The Writer awoke with a start to the cacophony of the alarm clock. Bleary-eyed, he rolled out of bed, joints aching because of the unaccustomed use to which they were put at last night’s dance rehearsal. Next week, he would begin a series of stage shows to promote his new novel, and he had been put on a gruelling schedule. The phone trilled; it was the Writer’s agent. “Awake, are you?” the agent said.  “Hot, strike while the iron is.” “Listen –” the Writer began to protest weakly, but the agent cut him off, dropping the Yoda impersonation in the process. “Do you want to go back to starving in an attic, burning manuscript pages to keep warm, applying for grants and teaching unlettered English students? Writing doesn’t pay. Unless you’re Dan Brown.”

While the Writer yawned, the agent spoke enthusiastically of how a writer’s job wasn’t just writing anymore. Publishing profits are down, he said. Old models don’t work,  he continued. Look at actors like Katrina, showing the way to professionals ready to embrace a brave new world of possibilities, he concluded. By this time the Writer had fallen into a light doze, which he snapped out of when the agent began to sing “Rise and shine! Rise and shine!” in a high-pitched tone.

Under the shower, the Writer thought longingly of the old days. A book tour, a few readings, some radio and TV appearances, and he could get back to writing his next book. Now, he barely found time to write, squeezed as he was between dance rehearsals and practicing lines he would have to recite in front of the cameras. He held up a shampoo bottle. “To give my best, I need to look my best,” he said, in a dull monotone. Why couldn’t the people who write TV commercials come up with better lines? He’d tried re-writing some scripts, but his efforts were met with hoots of laughter, especially the one in which a man finds himself converted into a giant beetle overnight and attracts beetles of the opposite sex  by judicious application of the right deodorant.

An hour later, the Writer was in a large room along with a dozen other scribblers moving to the music that blared out of large speakers. “No, no, no,” said the annoyingly fit dance instructor coming up to him. “Put more energy into your pelvic thrusts! This sequence is meant to capture the essence of your novel – that man is born free but is everywhere in chains. I want to see your hips trying to break free of those chains. Otherwise, how will your readers get the message?” He pranced off as the Writer wiped the sweat off his brow, meeting the sympathetic gaze of other authors who had similarly been instructed to embody the themes of their own novels, from loss of innocence to the discovery of hope under trying conditions.

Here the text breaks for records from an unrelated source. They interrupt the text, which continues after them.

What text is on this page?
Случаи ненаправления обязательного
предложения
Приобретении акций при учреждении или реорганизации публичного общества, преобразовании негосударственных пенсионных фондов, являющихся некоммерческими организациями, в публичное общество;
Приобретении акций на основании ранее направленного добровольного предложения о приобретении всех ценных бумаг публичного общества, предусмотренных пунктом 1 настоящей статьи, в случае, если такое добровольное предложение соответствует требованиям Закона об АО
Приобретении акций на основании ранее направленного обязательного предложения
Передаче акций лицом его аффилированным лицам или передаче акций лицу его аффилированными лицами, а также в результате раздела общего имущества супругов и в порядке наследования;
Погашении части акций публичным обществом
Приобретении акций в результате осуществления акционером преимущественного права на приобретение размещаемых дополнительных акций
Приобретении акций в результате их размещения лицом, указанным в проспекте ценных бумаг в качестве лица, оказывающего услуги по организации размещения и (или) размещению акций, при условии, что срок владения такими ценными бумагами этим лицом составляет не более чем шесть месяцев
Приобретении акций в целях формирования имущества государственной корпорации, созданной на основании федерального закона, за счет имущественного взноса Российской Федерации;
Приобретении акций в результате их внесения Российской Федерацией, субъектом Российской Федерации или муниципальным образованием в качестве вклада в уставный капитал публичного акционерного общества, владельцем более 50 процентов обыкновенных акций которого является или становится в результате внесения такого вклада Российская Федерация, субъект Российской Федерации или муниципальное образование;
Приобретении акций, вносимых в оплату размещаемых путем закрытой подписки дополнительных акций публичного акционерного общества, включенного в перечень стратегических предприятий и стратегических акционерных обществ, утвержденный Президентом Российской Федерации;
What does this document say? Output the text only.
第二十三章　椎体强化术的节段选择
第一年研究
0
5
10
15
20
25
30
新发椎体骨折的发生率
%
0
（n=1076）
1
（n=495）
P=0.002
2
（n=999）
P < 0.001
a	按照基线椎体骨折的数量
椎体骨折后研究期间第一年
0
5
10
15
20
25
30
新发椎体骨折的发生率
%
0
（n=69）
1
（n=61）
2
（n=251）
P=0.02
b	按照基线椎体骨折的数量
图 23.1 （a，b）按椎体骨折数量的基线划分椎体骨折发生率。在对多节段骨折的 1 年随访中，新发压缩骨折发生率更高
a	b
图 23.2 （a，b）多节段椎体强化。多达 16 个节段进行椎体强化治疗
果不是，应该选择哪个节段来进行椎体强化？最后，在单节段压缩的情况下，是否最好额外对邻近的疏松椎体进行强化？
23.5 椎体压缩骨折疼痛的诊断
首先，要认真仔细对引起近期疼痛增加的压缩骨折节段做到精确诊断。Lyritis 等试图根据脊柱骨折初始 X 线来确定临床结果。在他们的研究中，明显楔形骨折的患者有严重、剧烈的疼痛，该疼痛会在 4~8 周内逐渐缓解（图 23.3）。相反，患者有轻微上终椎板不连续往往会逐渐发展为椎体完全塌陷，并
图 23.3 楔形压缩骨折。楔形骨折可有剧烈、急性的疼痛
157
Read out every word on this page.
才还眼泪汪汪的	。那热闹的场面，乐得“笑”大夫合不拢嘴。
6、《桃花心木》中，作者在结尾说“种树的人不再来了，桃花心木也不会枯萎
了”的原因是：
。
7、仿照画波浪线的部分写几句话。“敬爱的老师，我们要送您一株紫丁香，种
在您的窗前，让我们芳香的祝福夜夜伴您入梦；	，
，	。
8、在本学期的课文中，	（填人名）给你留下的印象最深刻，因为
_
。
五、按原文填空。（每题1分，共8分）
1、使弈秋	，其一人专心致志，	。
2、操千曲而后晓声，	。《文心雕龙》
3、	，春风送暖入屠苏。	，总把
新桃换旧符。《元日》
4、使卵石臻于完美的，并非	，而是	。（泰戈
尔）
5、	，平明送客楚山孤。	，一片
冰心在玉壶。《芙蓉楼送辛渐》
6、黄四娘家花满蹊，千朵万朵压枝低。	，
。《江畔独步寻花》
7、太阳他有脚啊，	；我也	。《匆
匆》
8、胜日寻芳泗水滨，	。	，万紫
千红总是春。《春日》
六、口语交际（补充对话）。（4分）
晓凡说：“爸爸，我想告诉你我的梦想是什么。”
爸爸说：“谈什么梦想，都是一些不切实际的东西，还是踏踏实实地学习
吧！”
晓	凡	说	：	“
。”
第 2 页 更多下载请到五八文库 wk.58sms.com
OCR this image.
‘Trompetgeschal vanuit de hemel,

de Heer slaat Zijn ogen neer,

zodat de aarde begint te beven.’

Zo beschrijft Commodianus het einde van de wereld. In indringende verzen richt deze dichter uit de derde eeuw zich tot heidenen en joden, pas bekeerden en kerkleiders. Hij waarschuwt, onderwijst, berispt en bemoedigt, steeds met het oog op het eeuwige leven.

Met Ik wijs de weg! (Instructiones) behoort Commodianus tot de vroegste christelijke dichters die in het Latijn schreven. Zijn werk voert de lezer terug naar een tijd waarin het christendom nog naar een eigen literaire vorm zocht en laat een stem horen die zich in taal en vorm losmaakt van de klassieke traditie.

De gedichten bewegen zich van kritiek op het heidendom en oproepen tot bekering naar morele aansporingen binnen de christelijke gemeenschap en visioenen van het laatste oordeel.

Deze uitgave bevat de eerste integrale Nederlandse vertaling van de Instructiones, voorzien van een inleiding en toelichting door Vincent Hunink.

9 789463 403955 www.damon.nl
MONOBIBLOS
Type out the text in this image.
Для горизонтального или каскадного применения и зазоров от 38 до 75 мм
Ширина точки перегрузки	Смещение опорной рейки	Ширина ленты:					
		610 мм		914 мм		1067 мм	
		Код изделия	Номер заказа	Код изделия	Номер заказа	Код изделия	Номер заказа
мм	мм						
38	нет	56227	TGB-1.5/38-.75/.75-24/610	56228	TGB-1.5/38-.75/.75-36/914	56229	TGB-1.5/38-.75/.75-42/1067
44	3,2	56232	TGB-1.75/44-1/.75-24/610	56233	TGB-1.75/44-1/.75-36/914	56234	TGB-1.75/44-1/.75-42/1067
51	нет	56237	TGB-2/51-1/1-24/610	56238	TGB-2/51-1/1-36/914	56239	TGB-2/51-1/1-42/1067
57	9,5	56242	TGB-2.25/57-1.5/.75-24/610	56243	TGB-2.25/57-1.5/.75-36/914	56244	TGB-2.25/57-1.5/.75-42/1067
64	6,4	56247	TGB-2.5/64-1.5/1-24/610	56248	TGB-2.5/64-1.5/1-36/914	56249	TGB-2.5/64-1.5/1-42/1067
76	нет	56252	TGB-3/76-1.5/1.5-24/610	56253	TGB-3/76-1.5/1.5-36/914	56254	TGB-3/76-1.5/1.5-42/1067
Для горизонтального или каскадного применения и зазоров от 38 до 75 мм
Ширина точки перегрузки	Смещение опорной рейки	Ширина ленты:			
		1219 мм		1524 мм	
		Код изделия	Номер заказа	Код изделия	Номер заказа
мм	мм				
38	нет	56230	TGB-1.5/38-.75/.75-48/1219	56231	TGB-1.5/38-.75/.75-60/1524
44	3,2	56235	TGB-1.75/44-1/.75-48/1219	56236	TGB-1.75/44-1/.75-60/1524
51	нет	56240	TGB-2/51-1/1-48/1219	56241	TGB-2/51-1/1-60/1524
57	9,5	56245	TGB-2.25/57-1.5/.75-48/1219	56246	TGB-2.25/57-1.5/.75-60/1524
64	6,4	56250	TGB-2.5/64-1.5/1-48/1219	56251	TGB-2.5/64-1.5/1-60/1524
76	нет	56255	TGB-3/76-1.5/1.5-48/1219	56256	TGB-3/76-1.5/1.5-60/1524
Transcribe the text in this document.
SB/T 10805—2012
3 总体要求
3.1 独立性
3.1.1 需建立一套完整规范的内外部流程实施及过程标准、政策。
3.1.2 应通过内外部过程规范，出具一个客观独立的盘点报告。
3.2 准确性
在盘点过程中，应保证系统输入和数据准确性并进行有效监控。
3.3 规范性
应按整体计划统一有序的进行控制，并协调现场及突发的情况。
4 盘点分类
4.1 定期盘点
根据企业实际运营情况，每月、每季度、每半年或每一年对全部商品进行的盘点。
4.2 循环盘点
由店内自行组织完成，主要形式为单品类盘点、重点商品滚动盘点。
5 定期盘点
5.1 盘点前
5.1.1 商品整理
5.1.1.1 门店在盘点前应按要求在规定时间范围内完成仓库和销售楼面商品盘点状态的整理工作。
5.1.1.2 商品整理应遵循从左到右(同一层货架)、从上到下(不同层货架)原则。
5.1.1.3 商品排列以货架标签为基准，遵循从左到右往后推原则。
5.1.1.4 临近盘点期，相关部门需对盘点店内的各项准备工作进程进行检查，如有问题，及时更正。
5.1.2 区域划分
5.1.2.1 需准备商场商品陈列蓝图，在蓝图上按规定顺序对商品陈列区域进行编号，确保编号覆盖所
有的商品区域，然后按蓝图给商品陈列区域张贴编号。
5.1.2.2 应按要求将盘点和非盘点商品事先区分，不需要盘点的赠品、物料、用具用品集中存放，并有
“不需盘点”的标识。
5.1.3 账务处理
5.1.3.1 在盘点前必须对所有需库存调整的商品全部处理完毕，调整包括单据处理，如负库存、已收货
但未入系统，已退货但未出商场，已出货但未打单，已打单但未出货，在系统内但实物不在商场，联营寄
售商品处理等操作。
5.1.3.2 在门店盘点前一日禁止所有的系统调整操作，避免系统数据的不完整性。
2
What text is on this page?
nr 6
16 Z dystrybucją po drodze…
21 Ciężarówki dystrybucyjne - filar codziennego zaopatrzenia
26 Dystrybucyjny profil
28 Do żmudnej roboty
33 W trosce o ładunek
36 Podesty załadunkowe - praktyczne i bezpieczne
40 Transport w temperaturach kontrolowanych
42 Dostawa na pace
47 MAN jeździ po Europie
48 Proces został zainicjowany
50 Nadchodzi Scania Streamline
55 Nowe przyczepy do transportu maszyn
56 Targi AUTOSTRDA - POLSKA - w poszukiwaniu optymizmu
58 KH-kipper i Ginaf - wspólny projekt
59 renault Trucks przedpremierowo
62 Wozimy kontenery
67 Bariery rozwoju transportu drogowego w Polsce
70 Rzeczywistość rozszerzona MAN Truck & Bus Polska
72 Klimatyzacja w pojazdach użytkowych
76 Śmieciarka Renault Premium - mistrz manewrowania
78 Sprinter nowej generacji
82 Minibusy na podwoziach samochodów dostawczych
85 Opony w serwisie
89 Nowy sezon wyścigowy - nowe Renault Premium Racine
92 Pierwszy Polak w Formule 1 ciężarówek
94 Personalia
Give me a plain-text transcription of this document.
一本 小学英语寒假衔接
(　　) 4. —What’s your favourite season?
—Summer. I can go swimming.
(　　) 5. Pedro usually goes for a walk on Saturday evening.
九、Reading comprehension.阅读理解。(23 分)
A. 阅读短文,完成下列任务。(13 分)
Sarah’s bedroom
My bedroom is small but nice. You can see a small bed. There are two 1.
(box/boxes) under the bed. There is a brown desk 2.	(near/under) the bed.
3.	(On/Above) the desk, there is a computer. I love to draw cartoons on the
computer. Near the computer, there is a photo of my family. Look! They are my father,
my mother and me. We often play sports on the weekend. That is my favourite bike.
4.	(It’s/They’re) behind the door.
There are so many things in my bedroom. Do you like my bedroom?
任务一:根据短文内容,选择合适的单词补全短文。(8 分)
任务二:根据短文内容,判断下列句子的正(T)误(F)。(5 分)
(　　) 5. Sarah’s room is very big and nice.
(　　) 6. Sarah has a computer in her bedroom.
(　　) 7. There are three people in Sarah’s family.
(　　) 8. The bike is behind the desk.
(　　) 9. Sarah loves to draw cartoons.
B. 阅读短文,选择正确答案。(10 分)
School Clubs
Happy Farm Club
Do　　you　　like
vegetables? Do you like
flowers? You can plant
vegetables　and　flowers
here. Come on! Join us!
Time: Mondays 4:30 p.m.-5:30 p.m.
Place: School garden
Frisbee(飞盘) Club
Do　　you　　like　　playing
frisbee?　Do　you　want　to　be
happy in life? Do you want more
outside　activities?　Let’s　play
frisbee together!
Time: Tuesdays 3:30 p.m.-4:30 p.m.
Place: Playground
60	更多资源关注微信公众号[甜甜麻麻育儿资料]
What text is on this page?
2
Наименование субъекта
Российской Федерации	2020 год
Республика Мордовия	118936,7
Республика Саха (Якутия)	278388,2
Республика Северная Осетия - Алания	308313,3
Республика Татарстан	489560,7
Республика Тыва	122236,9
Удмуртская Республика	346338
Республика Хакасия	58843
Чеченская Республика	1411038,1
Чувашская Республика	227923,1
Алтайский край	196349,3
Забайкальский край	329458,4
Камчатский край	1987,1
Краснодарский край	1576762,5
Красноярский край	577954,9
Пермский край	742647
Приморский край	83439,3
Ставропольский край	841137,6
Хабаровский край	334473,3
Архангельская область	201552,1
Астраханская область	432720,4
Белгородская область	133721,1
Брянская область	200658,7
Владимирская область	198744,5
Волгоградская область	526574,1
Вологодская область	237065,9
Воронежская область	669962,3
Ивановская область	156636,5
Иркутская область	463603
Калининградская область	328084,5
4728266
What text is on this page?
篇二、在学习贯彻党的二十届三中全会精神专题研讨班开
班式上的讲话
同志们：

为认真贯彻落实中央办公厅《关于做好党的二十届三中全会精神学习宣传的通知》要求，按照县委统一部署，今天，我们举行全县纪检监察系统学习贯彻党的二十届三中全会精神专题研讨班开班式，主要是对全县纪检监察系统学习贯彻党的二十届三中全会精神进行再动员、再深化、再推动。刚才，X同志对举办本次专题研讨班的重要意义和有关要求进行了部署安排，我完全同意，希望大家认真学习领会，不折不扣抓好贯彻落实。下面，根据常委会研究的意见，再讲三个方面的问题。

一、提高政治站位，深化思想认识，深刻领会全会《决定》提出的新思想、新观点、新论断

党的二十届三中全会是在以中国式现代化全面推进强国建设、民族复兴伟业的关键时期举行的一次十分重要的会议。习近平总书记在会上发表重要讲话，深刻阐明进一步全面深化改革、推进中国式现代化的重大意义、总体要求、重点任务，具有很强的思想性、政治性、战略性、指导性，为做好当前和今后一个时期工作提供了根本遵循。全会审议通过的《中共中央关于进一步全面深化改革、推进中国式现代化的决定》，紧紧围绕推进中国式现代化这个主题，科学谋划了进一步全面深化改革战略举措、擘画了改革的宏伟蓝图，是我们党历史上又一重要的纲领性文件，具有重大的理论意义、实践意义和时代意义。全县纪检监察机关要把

Rehearsal done, the Writer was rushed to a studio to shoot a commercial for a new brand of chocolate. “Look,” the bearded director said, looking intense, “this is a scene where you’re sitting in front of your typewriter, hands frozen on the keys. Then, you look at a bar of Delish, your eyes light up, and you say: Whenever I’m stuck for words, I reach for Delish. Instant energy for instant ideas! We cut to another shot where you’re happily munching and typing away. Got it?”

“Er,” said the Writer, “I use a laptop.”

“We’re aiming for a retro feel,” said the director wearily, “so if you don’t mind, let’s just go ahead.” He turned away and the Writer heard him mutter to a passing light-boy, “Who does he think he is, Katrina?”

Much later, long after sunset, the Writer reached home and crawled wearily between the sheets. His last thought before he fell into a dreamless sleep was to wonder whether it was too late to follow his parents’ advice to become a chartered accountant.